The first Fallout was a small affair, with a small team, a small budget, decent sales, and great reviews. The second is an entirely different beast, overblown with bizarre factions, complex side quests, mountains of cut content, and entire multi-hour story arcs resigned to optional areas the endings of which can be determined entirely by whether or not you have a condom in your inventory.
Rather than being the tale of a lone sheltered hero getting chewed up and spit back out by the wasteland that the franchise has become known for, Fallout 2‘s narrative is an epic of “the chosen one” taking down psychopathically jingoistic remnants of the United States government. It’s a ludicrous tale, fully pushing past its predecessor’s political coda on man’s destructive urges into a rampaging parody of the American government, cinema, video games, and even Fallout itself. It’s a game that simultaneously deconstructs and reconstructs all the tropes of the overloaded and obtuse CRPGs of the late 90s whilst also executing that same formula so well that it stands out as one of the best of its generation.
But Fallout 2 is not the Fallout I think most are familiar with. Its combat is slow and, in all honesty, lacking in real tactics. Its quest design is obtuse to the point I highly recommend scouring old forums for one of the many bible-sized game guides. It’s a great contrast to what Fallout has become.
That’s, of course, the pressing question. How do we go from the pseudointellectual top-down epics to first-person multiplayer survival games like Fallout 76? Many blame Bethesda entirely, if you ever go on old-school forums like No Mutants Allowed, they’ll declare Fallout 3 an abomination and share details on the legendary Fallout Van Buren, the original Fallout 3 that black isle studios were developing before they were shut down. But I don’t hate Bethesda, it was through Fallout 3 and Fallout New Vegas that I was introduced to the franchise. I still have fond memories of getting up early before my parents awoke and booting up my dad’s PS3 to snipe mutants and raiders whilst listening to 50s hits like ‘It’s All Over but the Crying’ via the in-game radio.
I’m even of the opinion that the Bethesda generation produced the franchise’s best work, Fallout New Vegas. A perfect RPG that truly delivers on what Fallout offers to explore. Not the end of the world but the way we use the signifiers and symbols of the world we lost to try and make sense of the new world we find ourselves in.
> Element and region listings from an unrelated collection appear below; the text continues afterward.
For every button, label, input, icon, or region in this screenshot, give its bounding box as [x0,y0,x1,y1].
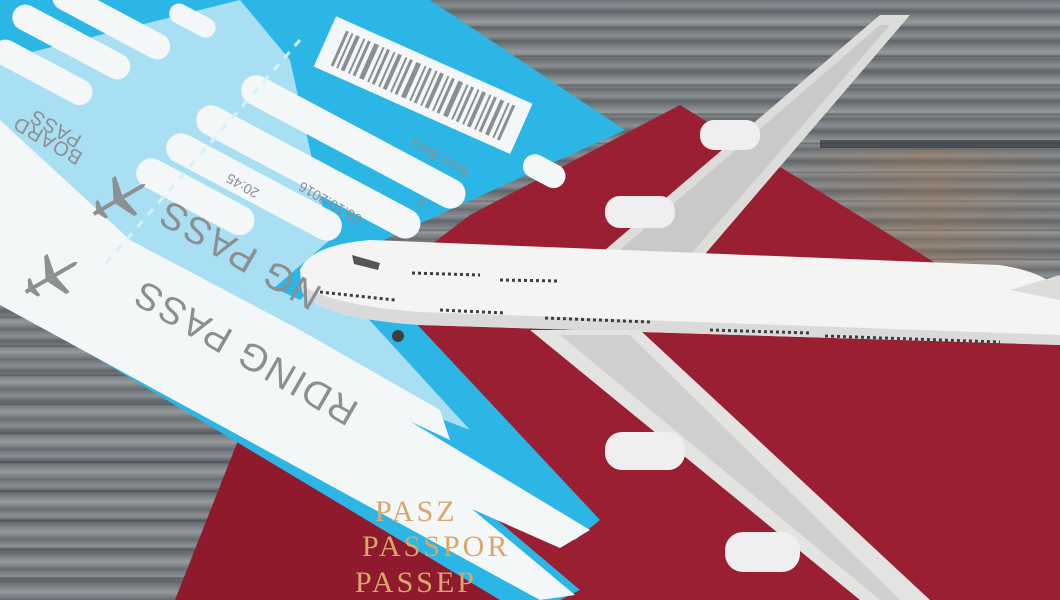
passport-text-3: PASSEP [355,566,477,600]
passport-text-1: PASZ [375,495,458,529]
passport-text-2: PASSPOR [362,530,510,564]
photo-scene: NG PASS RDING PASS BOARD PASS Bora Bora … [0,0,1060,600]
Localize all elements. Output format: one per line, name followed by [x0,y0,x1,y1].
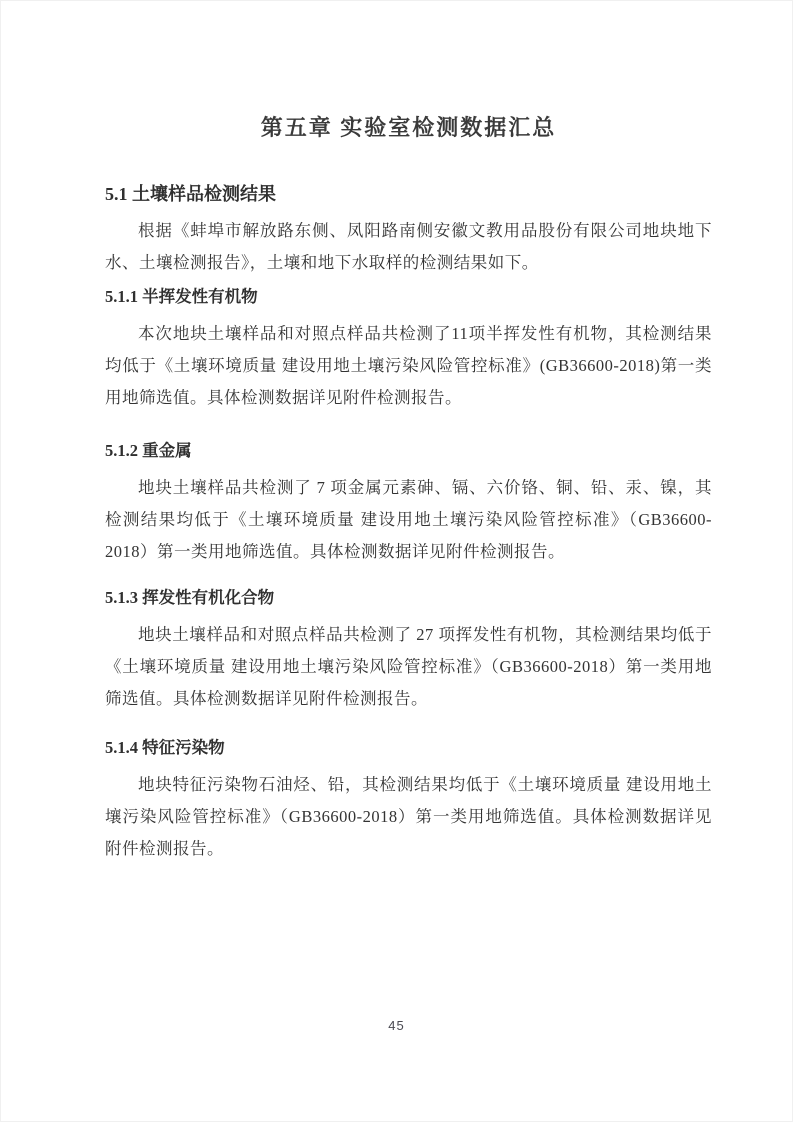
section-5-1-1-paragraph: 本次地块土壤样品和对照点样品共检测了11项半挥发性有机物，其检测结果均低于《土壤… [105,318,712,414]
section-heading-5-1-3: 5.1.3 挥发性有机化合物 [105,585,712,611]
page-number: 45 [0,1018,793,1033]
section-heading-5-1-2: 5.1.2 重金属 [105,438,712,464]
section-heading-5-1: 5.1 土壤样品检测结果 [105,181,712,207]
section-heading-5-1-4: 5.1.4 特征污染物 [105,735,712,761]
section-5-1-4-paragraph: 地块特征污染物石油烃、铅，其检测结果均低于《土壤环境质量 建设用地土壤污染风险管… [105,769,712,865]
document-page: 第五章 实验室检测数据汇总 5.1 土壤样品检测结果 根据《蚌埠市解放路东侧、凤… [0,0,793,1122]
section-5-1-2-paragraph: 地块土壤样品共检测了 7 项金属元素砷、镉、六价铬、铜、铅、汞、镍，其检测结果均… [105,472,712,568]
section-heading-5-1-1: 5.1.1 半挥发性有机物 [105,284,712,310]
section-5-1-3-paragraph: 地块土壤样品和对照点样品共检测了 27 项挥发性有机物，其检测结果均低于《土壤环… [105,619,712,715]
chapter-title: 第五章 实验室检测数据汇总 [105,112,712,144]
section-5-1-paragraph: 根据《蚌埠市解放路东侧、凤阳路南侧安徽文教用品股份有限公司地块地下水、土壤检测报… [105,215,712,279]
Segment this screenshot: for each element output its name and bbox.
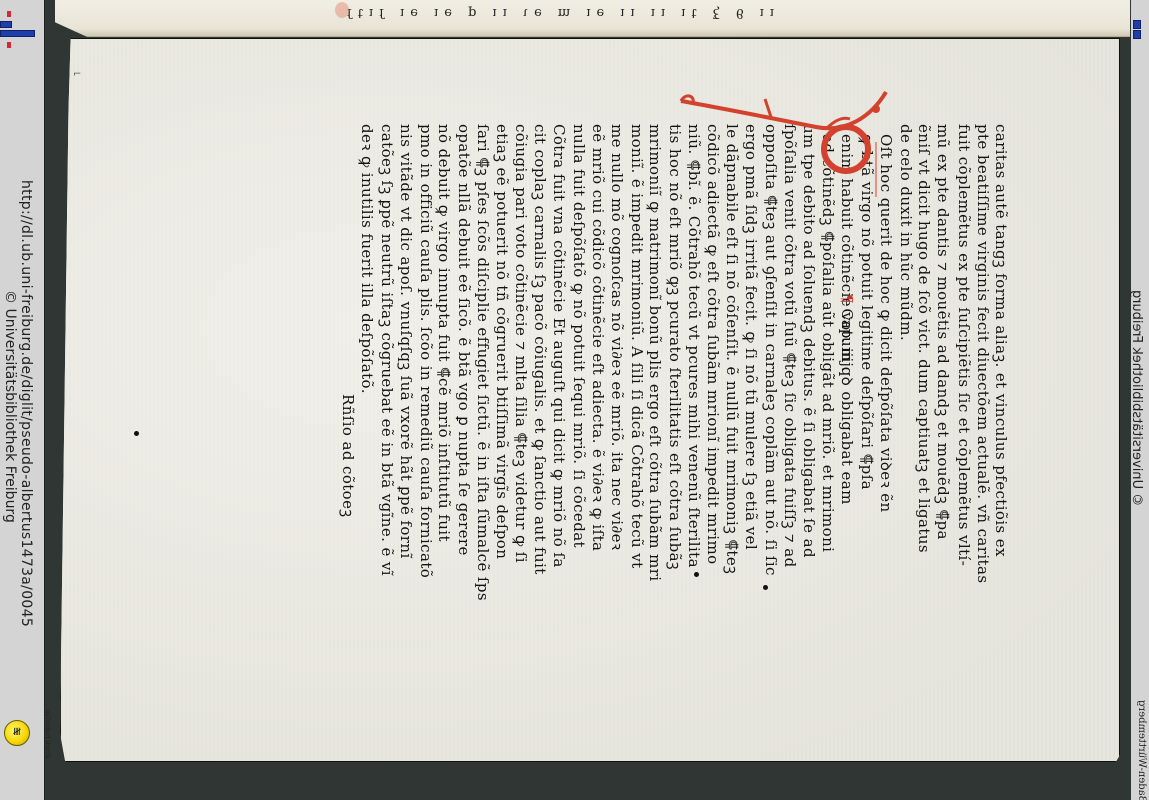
ink-dot: [134, 431, 139, 436]
paragraph-mark-icon: ¶: [838, 294, 856, 304]
text-line: Rñſio ad cõtoeꝫ: [338, 394, 358, 517]
text-line: eẽ mriõ cui cõdicõ cõtinẽcie eſt adiecta…: [588, 124, 608, 551]
text-block: caritas autẽ tangꝫ forma aliaꝫ. et vincu…: [331, 124, 1011, 579]
text-line: deꝛ ꝙ inutilis fuerit illa deſpõſatõ.: [357, 124, 377, 394]
previous-page-text-fragment: ſtıſ ıe ıe p ıı ιe m ıe ıı ıı ıt ξ ϐ ıı: [347, 0, 780, 20]
text-line: fuit cõplemẽtus ex pte ſuſcipiẽtis ſic e…: [955, 124, 973, 566]
text-line: ẽniſ vt dicit hugo de ſcõ vict. dum capt…: [914, 124, 934, 553]
text-line: Cõtra fuit vna cõtinẽcie Et auguſt qui d…: [549, 124, 569, 568]
previous-page-edge: ſtıſ ıe ıe p ıı ιe m ıe ıı ıı ıt ξ ϐ ıı: [55, 0, 1130, 37]
text-line: ſari ⸿ꝫ pſes ſcõs diſciplie effugiet ſic…: [473, 124, 493, 601]
ink-dot: [763, 585, 768, 590]
text-line: opatõe nllã debuit eẽ ſicõ. ẽ btã vgo ꝑ …: [455, 124, 473, 556]
chapter-heading: ¶ Cap. iiij.: [838, 294, 856, 372]
logo-glyph: 𝍸: [13, 725, 21, 742]
funded-by-label: gefördert durch: [44, 710, 51, 758]
text-line: cit coplaꝫ carnalis ſꝫ pacõ cõiugalis. e…: [530, 124, 550, 575]
text-line: moniĩ. ẽ impedit mrimoniũ. A ſili ſi dic…: [628, 124, 646, 569]
mirrored-funder-name: Baden-Württemberg: [1136, 700, 1147, 800]
page-corner-mark: ⌐: [73, 69, 81, 80]
text-line: de celo duxit in hũc mũdm.: [897, 124, 915, 341]
uni-freiburg-flag-icon: [0, 8, 36, 50]
manuscript-page: caritas autẽ tangꝫ forma aliaꝫ. et vincu…: [60, 38, 1120, 762]
text-line: pmo in officiũ cauſa plis. ſcõo in remed…: [417, 124, 435, 578]
viewer-info-strip-left: http://dl.ub.uni-freiburg.de/diglit/pseu…: [0, 0, 45, 800]
previous-page-rubric-mark: [335, 2, 349, 18]
text-line: etiaꝫ eẽ potuerit nõ tñ cõgruerit btiſſi…: [492, 124, 512, 559]
copyright-notice: © Universitätsbibliothek Freiburg: [2, 290, 18, 523]
flag-mirror-icon: [1133, 20, 1147, 40]
text-line: mũ ex pte dantis ⁊ mouẽtis ad dandꝫ et m…: [933, 124, 953, 540]
baden-wuerttemberg-logo-icon: 𝍸: [4, 720, 30, 746]
text-line: nulla fuit deſpõſatõ ꝙ nõ potuit ſequi m…: [569, 124, 589, 548]
text-line: mrimoniĩ ꝙ matrimonĩ bonũ plis ergo eſt …: [645, 124, 665, 581]
text-line: pte beatiſſime virginis fecit diuectõem …: [974, 124, 992, 583]
text-line: me nullo mõ cognoſcas nõ vi∂eꝛ eẽ mriõ. …: [607, 124, 627, 550]
ink-dot: [694, 572, 699, 577]
permalink-url[interactable]: http://dl.ub.uni-freiburg.de/diglit/pseu…: [18, 180, 34, 627]
text-line: cõiugia pari voto cõtinẽcie ⁊ mlta ſilia…: [511, 124, 531, 563]
text-line: nis vitãde vt dic apoſ. vnuſqſqꝫ ſuã vxo…: [396, 124, 416, 559]
mirrored-copyright-notice: © Universitätsbibliothek Freiburg: [1129, 290, 1144, 506]
text-line: nõ debuit ꝙ virgo innupta fuit ⸿cẽ mriõ …: [434, 124, 454, 542]
text-line: caritas autẽ tangꝫ forma aliaꝫ. et vincu…: [991, 124, 1011, 557]
rubric-initial-p-icon: [676, 87, 896, 207]
text-line: catõeꝫ ſꝫ ꝑpẽ neutrũ iſtaꝫ cõgruebat eẽ …: [377, 124, 397, 576]
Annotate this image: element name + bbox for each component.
This is in no small part thanks to it being developed by Obsidian Interactive, a studio made up of many of the original writers for the first two Fallout games.
Yet beyond New Vegas, I find contemporary Fallout hard to love. For as much as I enjoy the gorgeously rendered worlds and streamlined gameplay the subtlety is gone. Vault suits are tacked on everywhere. The same Factions’ characters and plot lines reappear across every state of post-nuclear America. It feels less like each game is a further exploration of the post-apocalyptic world and more like taking an existing location and smothering it in a Fallout coat of paint.
That’s not to say the spirit of those old games is gone. While Fallout as a franchise feels dead in the water, its legacy lives on in a new generation of burgeoning CRPGs and adventure games. Games like Citizen Sleeper, Disco Elysium, and Norco with their focus on political and philosophical themes, complex worlds, and dense prosaic writing feel like torchbearers for the first two Fallout’s. Taking their wit, inventiveness and so much more and pushing them forward into the post-internet era.